PVR is the resistance to blood flow from the pulmonary artery to the left atrium and changes according to body position; in the supine position, PVR is higher than that in the upright position. However, it decreases more prominently during moderate exercise in healthy adults24,25. A higher PVR value (> 5 Wood unit (WU)) is associated with a poor prognosis and lower LVEF values in patients with heart failure26. In pulmonary hypertension, PVR is an independent predictor of PAH and a parameter to predict early mortality27,28. In this study, PVR showed a significant difference between the three groups, and group 3 (a median value of 3.35 WU) with decreased 6MWD during the follow-up period had the highest PVR value. Cardiac output is inversely related to PVR and is associated with exercise capacity in patients with PAH2,24. We thought that the higher PVR values in group 3 during the long-term follow-up period contributed to the reduction in 6MWD. Further studies with larger sample sizes are needed to identify the correlation between PVR and changes in 6MWD.
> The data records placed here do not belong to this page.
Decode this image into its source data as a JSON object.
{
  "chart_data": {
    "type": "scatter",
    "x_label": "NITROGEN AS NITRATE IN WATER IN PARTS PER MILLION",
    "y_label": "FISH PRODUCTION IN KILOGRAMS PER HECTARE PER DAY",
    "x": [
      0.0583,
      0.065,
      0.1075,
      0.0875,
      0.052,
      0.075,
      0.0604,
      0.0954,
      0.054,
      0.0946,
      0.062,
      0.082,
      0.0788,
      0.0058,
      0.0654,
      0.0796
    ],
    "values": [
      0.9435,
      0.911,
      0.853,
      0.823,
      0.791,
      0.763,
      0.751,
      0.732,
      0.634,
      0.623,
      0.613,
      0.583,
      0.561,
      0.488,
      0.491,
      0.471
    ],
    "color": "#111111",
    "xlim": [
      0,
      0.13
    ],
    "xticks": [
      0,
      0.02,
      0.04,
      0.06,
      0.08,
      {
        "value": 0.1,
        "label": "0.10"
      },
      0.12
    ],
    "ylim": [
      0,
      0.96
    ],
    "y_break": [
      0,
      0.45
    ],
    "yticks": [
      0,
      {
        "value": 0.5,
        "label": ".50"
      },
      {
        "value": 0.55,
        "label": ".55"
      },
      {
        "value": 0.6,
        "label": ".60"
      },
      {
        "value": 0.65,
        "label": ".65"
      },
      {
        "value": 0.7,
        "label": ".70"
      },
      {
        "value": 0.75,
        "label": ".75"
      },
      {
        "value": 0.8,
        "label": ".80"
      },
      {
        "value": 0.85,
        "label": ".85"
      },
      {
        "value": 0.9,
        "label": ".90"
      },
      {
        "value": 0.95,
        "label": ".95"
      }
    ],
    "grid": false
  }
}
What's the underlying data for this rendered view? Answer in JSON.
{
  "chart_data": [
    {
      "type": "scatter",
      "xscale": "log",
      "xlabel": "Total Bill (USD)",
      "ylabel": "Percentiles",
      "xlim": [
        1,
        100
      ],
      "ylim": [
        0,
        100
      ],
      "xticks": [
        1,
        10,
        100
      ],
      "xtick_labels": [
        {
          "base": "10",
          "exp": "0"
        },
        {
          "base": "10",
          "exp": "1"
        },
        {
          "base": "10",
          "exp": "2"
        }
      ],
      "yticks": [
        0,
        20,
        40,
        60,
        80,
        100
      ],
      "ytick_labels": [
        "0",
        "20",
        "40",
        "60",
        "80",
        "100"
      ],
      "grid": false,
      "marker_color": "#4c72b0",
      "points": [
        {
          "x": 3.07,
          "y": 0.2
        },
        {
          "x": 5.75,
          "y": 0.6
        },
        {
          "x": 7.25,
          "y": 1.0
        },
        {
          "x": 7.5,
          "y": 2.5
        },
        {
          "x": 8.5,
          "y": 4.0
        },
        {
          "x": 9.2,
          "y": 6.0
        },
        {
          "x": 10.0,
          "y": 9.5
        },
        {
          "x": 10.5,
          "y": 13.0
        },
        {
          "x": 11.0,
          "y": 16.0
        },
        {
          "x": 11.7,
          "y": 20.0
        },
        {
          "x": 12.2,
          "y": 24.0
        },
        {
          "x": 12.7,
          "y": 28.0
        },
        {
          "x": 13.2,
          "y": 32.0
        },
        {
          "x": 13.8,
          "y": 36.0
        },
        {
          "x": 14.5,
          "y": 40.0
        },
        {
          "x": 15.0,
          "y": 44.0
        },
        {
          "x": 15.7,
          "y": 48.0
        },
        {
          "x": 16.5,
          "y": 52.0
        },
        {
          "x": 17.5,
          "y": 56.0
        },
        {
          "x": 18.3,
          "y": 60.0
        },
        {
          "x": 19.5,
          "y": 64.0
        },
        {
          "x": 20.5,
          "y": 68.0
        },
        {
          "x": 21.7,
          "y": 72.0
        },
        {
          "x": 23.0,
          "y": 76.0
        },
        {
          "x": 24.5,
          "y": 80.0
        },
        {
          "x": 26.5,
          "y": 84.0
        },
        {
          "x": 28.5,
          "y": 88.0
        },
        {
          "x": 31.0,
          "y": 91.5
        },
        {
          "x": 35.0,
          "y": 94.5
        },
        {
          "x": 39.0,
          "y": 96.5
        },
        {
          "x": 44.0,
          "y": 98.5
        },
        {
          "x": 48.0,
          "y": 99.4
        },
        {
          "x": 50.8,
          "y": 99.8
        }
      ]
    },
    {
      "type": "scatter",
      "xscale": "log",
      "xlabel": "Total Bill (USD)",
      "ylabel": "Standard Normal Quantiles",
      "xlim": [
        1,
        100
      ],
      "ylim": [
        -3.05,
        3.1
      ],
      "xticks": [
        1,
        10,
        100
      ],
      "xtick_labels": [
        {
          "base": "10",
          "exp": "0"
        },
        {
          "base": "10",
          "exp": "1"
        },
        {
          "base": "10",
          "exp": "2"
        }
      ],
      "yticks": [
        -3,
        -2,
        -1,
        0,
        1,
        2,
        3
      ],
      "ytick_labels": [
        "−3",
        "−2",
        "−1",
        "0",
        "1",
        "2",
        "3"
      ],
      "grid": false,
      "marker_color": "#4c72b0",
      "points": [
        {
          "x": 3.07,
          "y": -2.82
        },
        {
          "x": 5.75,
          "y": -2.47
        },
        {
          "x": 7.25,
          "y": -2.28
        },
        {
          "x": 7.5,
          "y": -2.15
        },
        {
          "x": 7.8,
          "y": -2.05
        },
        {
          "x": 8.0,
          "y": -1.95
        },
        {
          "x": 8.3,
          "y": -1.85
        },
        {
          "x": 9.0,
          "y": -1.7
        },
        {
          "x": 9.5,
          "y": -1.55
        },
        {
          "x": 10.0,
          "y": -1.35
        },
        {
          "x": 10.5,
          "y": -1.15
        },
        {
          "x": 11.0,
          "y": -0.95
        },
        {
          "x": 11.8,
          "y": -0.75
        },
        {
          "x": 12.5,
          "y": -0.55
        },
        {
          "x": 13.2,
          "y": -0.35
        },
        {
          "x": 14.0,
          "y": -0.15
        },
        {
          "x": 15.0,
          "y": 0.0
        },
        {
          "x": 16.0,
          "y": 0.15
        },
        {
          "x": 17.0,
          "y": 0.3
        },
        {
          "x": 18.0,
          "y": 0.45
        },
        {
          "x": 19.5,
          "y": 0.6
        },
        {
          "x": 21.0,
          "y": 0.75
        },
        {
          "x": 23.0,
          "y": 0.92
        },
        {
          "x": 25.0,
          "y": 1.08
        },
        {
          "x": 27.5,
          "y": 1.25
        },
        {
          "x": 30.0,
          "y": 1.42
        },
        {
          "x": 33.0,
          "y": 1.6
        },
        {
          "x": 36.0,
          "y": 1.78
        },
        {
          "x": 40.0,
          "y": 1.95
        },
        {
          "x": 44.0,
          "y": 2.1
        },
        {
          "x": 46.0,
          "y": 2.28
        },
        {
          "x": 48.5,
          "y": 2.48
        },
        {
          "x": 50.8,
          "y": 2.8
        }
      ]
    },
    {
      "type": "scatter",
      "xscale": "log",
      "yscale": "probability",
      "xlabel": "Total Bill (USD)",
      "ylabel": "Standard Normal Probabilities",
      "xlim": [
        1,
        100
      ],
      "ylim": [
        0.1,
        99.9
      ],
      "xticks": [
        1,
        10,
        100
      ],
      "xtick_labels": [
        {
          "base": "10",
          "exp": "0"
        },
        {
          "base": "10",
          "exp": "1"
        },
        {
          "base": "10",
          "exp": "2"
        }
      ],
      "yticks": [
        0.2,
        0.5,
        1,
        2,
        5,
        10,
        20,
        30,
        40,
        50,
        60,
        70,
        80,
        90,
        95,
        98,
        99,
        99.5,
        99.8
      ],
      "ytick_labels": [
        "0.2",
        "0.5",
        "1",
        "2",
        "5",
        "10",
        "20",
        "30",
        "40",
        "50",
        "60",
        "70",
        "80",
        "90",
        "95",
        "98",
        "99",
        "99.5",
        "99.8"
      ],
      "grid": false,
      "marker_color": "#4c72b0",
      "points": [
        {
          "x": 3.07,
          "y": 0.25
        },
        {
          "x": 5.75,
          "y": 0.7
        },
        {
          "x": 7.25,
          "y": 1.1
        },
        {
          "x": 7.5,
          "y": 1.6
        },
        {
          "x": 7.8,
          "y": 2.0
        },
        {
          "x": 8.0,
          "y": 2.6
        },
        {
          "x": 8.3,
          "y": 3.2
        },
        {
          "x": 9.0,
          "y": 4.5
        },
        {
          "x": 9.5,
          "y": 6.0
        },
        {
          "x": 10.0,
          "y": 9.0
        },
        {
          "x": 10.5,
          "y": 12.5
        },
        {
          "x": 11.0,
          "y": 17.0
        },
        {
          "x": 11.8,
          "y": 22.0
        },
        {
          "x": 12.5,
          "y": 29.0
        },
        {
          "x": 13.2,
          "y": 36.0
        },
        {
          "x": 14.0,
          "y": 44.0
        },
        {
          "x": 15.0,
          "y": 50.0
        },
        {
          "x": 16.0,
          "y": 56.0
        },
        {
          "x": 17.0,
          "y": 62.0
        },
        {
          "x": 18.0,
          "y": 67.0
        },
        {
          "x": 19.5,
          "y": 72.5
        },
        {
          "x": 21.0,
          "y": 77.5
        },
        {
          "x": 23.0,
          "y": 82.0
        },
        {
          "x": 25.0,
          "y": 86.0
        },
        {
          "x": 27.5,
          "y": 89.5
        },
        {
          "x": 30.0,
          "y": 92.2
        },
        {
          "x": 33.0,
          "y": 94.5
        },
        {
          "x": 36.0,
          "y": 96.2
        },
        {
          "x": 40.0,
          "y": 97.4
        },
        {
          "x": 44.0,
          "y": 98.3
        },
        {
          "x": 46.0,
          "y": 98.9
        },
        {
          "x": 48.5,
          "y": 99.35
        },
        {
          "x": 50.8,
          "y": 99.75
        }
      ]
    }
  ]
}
Although this study revealed the correlation between the change rate in 6MWD and long-term clinical outcomes, this retrospective study has some limitations. First, the patients included in this study were divided into the three groups according to a change rate of 15% in 6MWD. Several studies3,5,6,7,9,11 have reported various parameters, including change, endpoint, and cutoff value of 6MWD. This may have affected the results of changing 6MWD between the studies. Therefore, this point should be considered when comparing the results between studies. Second, the dependent variables were calculated by dividing the total frequency of readmissions, ED visits, and hospital visits by the number of years of follow-up period because the follow-up period varied between studies. Most studies13,14,17,20 conducted for evaluating the correlation between changes in 6MWD and clinical outcomes had short-term follow-up periods (within 1–3 months). Randomized controlled trials are needed to confirm the results of this study. In conclusion, this study demonstrated that the change rate in 6MWD may relate to the reduction in the frequency of ED visits in patients with PAH. This is the first study to confirm the effects of the change rate in 6MWD on clinical outcomes for a long-term period.